Kami berlari secepat mungkin. Bergegas menuju pintu gerbang sekolah yang sebentar lagi ditutup. Napasku terengah-engah akibat mempercepat langkah sekuat mungkin. Ini semua tidak akan pernah terjadi kalau saja ban motor Dzaki tidak bocor di tengah jalan. Malangnya lagi tidak ada taksi sama sekali yang lewat. Dan, apa boleh buat kami harus berlari setelah meninggalkan motornya di bengkel.

"Mampus kita kalau telat!" umpat Dzaki.

Sepuluh.

Sembilan.

Delapan.

"Sebentar lagi nyampe!"

Tujuh.

Enam.

"Gerbangnya!"

Lima.

Empat.

"Pak! Jangan ditutup!"

Dan, di detik terakhir kami sudah melewati gerbang dengan selamat.

Tanpa aba-aba, aku langsung menjatuhkan tubuh hingga terduduk. Jantungku memompa sangat keras demi memasok oksigen sebanyak mungkin. Bahkan kaosku sudah basah dibanjiri oleh keringat.

"Akhirnya ...," ucap Dzaki yang telentang di atas lapangan semen. Rusuknya sampai naik turun menstabilkan udara yang keluar masuk.

"Apa kita ke UKS aja, ya?" sambungnya.

"Kenapa kalian terlambat?" tanya Satpam setelah menutup gerbang. Ia mendatangi kami dengan pulpen dan buku tebal di tangannya. Aku tidak berniat menjawab akibat kerongkongan yang kering.

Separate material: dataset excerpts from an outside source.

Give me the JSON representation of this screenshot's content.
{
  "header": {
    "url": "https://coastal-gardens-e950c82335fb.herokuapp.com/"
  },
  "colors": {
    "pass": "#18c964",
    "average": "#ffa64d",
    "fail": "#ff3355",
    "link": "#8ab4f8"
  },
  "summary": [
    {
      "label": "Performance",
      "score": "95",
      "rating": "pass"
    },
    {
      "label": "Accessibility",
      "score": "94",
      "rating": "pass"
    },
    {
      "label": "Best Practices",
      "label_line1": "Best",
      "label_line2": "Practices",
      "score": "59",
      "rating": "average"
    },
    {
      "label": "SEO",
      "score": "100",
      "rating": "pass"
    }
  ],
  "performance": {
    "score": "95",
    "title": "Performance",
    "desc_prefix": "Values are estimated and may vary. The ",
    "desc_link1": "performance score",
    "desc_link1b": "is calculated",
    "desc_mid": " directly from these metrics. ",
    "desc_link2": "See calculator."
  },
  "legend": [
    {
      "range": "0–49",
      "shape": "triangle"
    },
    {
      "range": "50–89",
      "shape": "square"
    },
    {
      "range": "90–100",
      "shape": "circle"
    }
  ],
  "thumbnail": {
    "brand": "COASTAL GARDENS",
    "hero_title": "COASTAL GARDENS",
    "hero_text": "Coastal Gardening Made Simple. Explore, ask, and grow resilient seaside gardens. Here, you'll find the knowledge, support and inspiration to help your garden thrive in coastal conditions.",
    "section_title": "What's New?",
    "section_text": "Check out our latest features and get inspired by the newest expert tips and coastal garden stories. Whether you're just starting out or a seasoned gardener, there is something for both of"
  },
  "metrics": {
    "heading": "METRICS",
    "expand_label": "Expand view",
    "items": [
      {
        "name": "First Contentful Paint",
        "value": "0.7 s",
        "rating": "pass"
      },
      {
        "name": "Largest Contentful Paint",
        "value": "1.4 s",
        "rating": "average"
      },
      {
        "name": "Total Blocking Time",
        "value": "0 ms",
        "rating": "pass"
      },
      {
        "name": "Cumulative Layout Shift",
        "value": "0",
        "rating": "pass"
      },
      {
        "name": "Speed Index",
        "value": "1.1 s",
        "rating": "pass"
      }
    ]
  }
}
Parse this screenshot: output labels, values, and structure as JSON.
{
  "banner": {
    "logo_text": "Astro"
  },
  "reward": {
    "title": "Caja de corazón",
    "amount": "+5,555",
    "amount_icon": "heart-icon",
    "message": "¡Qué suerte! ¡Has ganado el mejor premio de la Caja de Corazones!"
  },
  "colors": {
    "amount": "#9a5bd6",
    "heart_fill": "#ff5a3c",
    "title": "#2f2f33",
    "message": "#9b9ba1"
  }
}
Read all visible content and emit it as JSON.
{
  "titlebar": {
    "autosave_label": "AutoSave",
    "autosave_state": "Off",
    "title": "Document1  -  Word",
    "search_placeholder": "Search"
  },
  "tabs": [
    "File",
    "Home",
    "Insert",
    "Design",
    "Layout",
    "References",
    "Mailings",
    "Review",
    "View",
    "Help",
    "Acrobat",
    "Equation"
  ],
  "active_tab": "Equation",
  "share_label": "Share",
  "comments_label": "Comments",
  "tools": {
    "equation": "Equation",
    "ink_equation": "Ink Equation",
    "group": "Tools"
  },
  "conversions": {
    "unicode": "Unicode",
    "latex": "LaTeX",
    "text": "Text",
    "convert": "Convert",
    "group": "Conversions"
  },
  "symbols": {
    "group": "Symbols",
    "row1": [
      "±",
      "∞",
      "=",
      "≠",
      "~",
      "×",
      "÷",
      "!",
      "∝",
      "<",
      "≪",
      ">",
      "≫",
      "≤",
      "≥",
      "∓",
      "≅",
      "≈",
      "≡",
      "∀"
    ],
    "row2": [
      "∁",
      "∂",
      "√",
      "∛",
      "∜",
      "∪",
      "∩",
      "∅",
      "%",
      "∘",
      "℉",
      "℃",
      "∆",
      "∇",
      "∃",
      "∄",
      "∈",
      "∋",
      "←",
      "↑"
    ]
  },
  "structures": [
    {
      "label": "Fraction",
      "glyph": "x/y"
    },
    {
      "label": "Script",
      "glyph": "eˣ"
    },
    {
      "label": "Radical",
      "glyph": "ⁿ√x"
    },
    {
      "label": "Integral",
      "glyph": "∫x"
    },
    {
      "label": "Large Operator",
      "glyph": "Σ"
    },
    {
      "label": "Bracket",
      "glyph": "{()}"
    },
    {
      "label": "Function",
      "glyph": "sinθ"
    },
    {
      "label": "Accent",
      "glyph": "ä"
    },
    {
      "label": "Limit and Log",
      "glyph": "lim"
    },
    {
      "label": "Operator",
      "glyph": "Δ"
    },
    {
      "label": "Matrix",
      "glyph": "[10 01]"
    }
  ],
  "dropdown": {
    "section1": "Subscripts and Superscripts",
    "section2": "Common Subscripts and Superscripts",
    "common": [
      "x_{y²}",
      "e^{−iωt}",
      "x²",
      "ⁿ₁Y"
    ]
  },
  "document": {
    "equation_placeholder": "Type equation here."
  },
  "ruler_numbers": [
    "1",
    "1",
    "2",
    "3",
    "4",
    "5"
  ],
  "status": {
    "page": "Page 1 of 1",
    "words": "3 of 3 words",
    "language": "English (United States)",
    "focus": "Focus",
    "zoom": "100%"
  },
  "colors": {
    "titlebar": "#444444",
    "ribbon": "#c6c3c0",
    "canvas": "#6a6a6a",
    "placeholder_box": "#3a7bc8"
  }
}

"Cepat satu detik kok, Pak." kilah Dzaki menunjukkan angka satu menggunakan jarinya. Ia masih berbaring ngos-ngosan.

"Tidak ada alasan, nanti saya laporin kalian ke guru piket. Terus ini kasih ke guru mapel pertama." Ancamnya sesudah menyerahkan kertas persegi empat yang bertuliskan nama kami.

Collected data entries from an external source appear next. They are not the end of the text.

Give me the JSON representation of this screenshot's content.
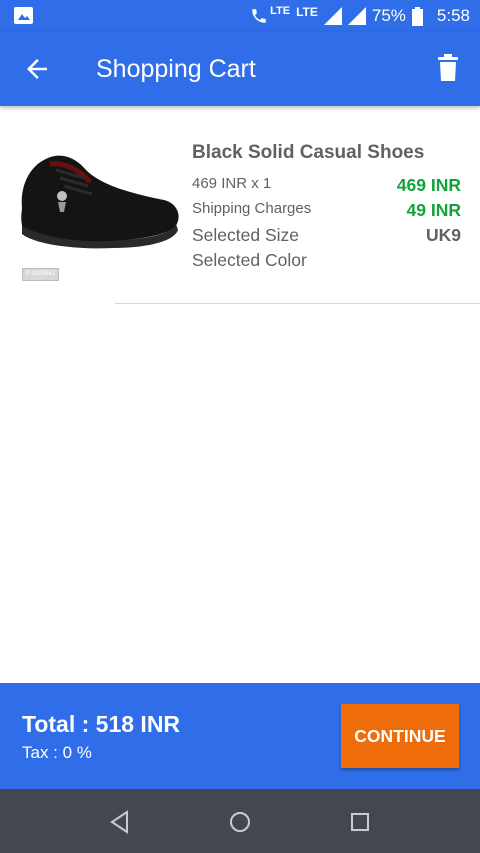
{
  "status_bar": {
    "volte_label": "LTE",
    "lte_label": "LTE",
    "battery": "75%",
    "time": "5:58",
    "icons": [
      "gallery-icon",
      "volte-call-icon",
      "signal-icon",
      "signal-icon",
      "battery-icon"
    ]
  },
  "app_bar": {
    "title": "Shopping Cart",
    "icons": [
      "back-arrow-icon",
      "trash-icon"
    ]
  },
  "cart": {
    "items": [
      {
        "name": "Black Solid Casual Shoes",
        "product_code": "P-1899661",
        "price_line": "469 INR x 1",
        "price_value": "469 INR",
        "shipping_label": "Shipping Charges",
        "shipping_value": "49 INR",
        "size_label": "Selected Size",
        "size_value": "UK9",
        "color_label": "Selected Color"
      }
    ]
  },
  "footer": {
    "total": "Total : 518 INR",
    "tax": "Tax : 0 %",
    "continue_label": "CONTINUE"
  },
  "colors": {
    "primary": "#2f6ee8",
    "accent": "#ef6c0b",
    "price_green": "#0fa43a",
    "nav_bar": "#434850"
  }
}
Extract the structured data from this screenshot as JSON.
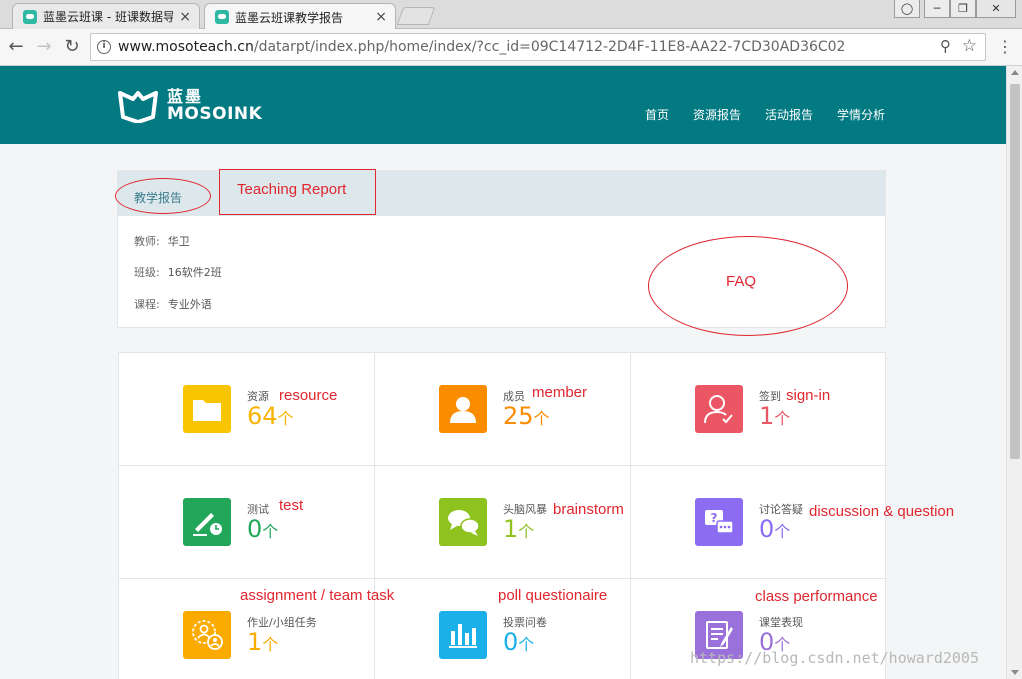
{
  "browser": {
    "tabs": [
      {
        "title": "蓝墨云班课 - 班课数据导",
        "active": false
      },
      {
        "title": "蓝墨云班课教学报告",
        "active": true
      }
    ],
    "close_glyph": "×",
    "url_host": "www.mosoteach.cn",
    "url_path": "/datarpt/index.php/home/index/?cc_id=09C14712-2D4F-11E8-AA22-7CD30AD36C02",
    "info_glyph": "i"
  },
  "site": {
    "brand_cn": "蓝墨",
    "brand_en": "MOSOINK",
    "header_color": "#037a82",
    "nav": [
      "首页",
      "资源报告",
      "活动报告",
      "学情分析"
    ]
  },
  "report": {
    "title": "教学报告",
    "rows": [
      {
        "label": "教师:",
        "value": "华卫"
      },
      {
        "label": "班级:",
        "value": "16软件2班"
      },
      {
        "label": "课程:",
        "value": "专业外语"
      }
    ]
  },
  "stats": [
    {
      "name": "资源",
      "value": "64",
      "unit": "个",
      "color": "#f8b400",
      "icon": "folder-icon"
    },
    {
      "name": "成员",
      "value": "25",
      "unit": "个",
      "color": "#fa8c00",
      "icon": "user-icon"
    },
    {
      "name": "签到",
      "value": "1",
      "unit": "个",
      "color": "#ea5664",
      "icon": "sign-in-icon"
    },
    {
      "name": "测试",
      "value": "0",
      "unit": "个",
      "color": "#22a75a",
      "icon": "test-icon"
    },
    {
      "name": "头脑风暴",
      "value": "1",
      "unit": "个",
      "color": "#8dc21f",
      "icon": "brainstorm-icon"
    },
    {
      "name": "讨论答疑",
      "value": "0",
      "unit": "个",
      "color": "#8c6cf2",
      "icon": "discussion-icon"
    },
    {
      "name": "作业/小组任务",
      "value": "1",
      "unit": "个",
      "color": "#fbaa00",
      "icon": "assignment-icon"
    },
    {
      "name": "投票问卷",
      "value": "0",
      "unit": "个",
      "color": "#1bb0e8",
      "icon": "poll-icon"
    },
    {
      "name": "课堂表现",
      "value": "0",
      "unit": "个",
      "color": "#9a71db",
      "icon": "performance-icon"
    }
  ],
  "annotations": {
    "teaching_report": "Teaching Report",
    "faq": "FAQ",
    "resource": "resource",
    "member": "member",
    "sign_in": "sign-in",
    "test": "test",
    "brainstorm": "brainstorm",
    "discussion": "discussion & question",
    "assignment": "assignment / team task",
    "poll": "poll questionaire",
    "performance": "class performance"
  },
  "watermark": "https://blog.csdn.net/howard2005"
}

"Ah, si Bapak kagak asik... huh."

Sang satpam tidak merespons. Ia langsung kembali ke posnya sendiri sambil menyulutkan sebatang rokok. Aku dan Dzaki hanya mampu bertukar pandang karena terlalu capek untuk sekadar berdiri.

"Lo punya minum enggak?" tanyaku serak seraya mengelap dahi.

"Kagak ada," sahut Dzaki. "Lo ada, nggak?"

"Kalo gua ada ngapain nanya lo."

Aku melempar kerikil ke arahnya. Perlahan-lahan mulai bisa mengatur napas yang abnormal, lalu berdiri menyodorkan tangan.

"Ayo, pergi. Kecuali, kalau lo masih mau rebahan kayak orang gila."

"Asem, orang gila." ucapnya sambil meraih uluran tanganku. "Eh, bro, cari minum dulu, yok. Haus gue."

"Lo kira lo aja."

Kemudian aku menyisir pandangan barangkali ada penjual es. Namun, sepertinya itu mustahil berlaku di sekolahku lantaran adanya larangan berjualan sembarangan di sini.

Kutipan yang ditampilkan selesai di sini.